On se figure aisément les félicitations et les embrassements dont furent accablés les trois voyageurs. Les Français, ayant pu contrôler par eux mêmes l'accomplissement de cet audacieux projet, devenaient les témoins naturels de Samuel Fergusson.

Aussi le docteur leur demanda-t-il tout d'abord de constater officiellement son arrivée aux cataractes de Gouina.

« Vous ne refuserez pas de signer un procès-verbal? demanda-t-il au lieutenant Dufraisse.

--A vos ordres, » répondit ce dernier.

Les Anglais furent conduits à un poste provisoire établi sur le bord du fleuve; ils y trouvèrent les soins les plus attentifs et des provisions en abondance. Et c'est là que fut rédigé en ces termes le procès-verbal qui figure aujourd'hui dans les archives de la Société Géographique de Londres:

« Nous, soussignés, déclarons que ledit jour nous avons vu arriver suspendus au filet d'un ballon le docteur Fergusson et ses deux compagnons Richard Kennedy et Joseph Wilson [Dick est le diminutif de Richard, et Joe celui de Joseph.]; lequel ballon est tombé à quelques pas de nous dans le lit même du fleuve, et, entraîné par le courant, s'est abîmé dans les cataractes de Gouina. En foi de quoi nous avons signé le présent procès-verbal, contradictoirement avec les sus nommés, pour valoir ce que de droit. Fait aux cataractes de Gouina, le 24 mai 1862.
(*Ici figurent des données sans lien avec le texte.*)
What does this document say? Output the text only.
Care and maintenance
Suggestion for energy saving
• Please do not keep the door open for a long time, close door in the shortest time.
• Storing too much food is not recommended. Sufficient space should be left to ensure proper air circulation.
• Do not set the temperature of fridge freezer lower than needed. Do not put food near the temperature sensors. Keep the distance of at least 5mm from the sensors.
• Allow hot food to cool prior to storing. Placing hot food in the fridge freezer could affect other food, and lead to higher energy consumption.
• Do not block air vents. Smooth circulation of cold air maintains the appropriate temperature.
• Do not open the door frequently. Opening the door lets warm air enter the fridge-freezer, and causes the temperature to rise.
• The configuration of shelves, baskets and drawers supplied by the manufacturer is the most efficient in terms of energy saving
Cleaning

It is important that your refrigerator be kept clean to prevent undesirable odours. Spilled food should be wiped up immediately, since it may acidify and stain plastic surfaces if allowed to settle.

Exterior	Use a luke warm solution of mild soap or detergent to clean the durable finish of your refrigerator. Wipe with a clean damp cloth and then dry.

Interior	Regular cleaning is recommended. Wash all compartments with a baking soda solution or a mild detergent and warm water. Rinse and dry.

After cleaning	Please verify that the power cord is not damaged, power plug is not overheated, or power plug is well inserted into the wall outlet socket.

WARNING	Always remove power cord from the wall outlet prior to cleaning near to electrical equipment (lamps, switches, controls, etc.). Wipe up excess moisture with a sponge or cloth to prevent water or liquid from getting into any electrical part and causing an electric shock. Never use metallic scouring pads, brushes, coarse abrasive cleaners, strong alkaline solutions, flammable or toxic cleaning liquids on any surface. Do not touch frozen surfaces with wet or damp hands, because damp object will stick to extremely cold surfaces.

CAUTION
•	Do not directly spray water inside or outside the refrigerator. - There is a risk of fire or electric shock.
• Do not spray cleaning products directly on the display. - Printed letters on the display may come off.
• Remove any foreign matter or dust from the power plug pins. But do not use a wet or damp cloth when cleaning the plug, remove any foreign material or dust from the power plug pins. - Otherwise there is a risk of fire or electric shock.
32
« SAMUEL FERGUSSON, RICHARD KENNEDY, JOSEPH WILSON DUFRAISSE, lieutenant d'infanterie de marine; RODAMEL, enseigne de vaisseau; DUFAYS, sergent; FLIPPEAU, MAYOR, PÉLISSIER, LOROIS, RASCAGNET, GUILLON, LEBEL, soldats. »

Ici finit l'étonnante traversée du docteur Fergusson et de ses braves compagnons, constatée par d'irrécusables témoignages; ils se trouvaient avec des amis au milieu de tribus plus hospitalières et dont les rapports sont fréquents avec les établissements français.

Ils étaient arrivés au Sénégal le samedi 24 mai, et, le 27 du même mois, ils atteignaient le poste de Médine, situé un peu plus au nord sur le fleuve.

Là les français les reçurent à bras ouverts, et déployèrent envers eux toutes les ressources de leur hospitalité; le docteur et ses compagnons purent s'embarquer presque immédiatement sur le petit bateau à vapeur le Basilic, qui descendait le Sénégal jusqu'à son embouchure.

Quatorze jours après, le 10 juin, ils arrivèrent à Saint-Louis, où le gouverneur les reçut magnifiquement; ils étaient complètement remis de leurs émotions et de leurs fatigues. D'ailleurs Joe disait à qui voulait l'entendre:

« C'est un piètre voyage que le notre, après tout, et si quelqu'un est avide d'émotions, je ne lui conseille pas de l'entreprendre; cela devient fastidieux à la fin, et, sans les aventures du lac Tchad et du Sénégal, je crois véritablement que nous serions morts d'ennui! »

Une frégate anglaise était en partance; les trois voyageurs prirent passage à bord; le 26 juin, ils arrivaient à Portsmouth, et le lendemain à Londres.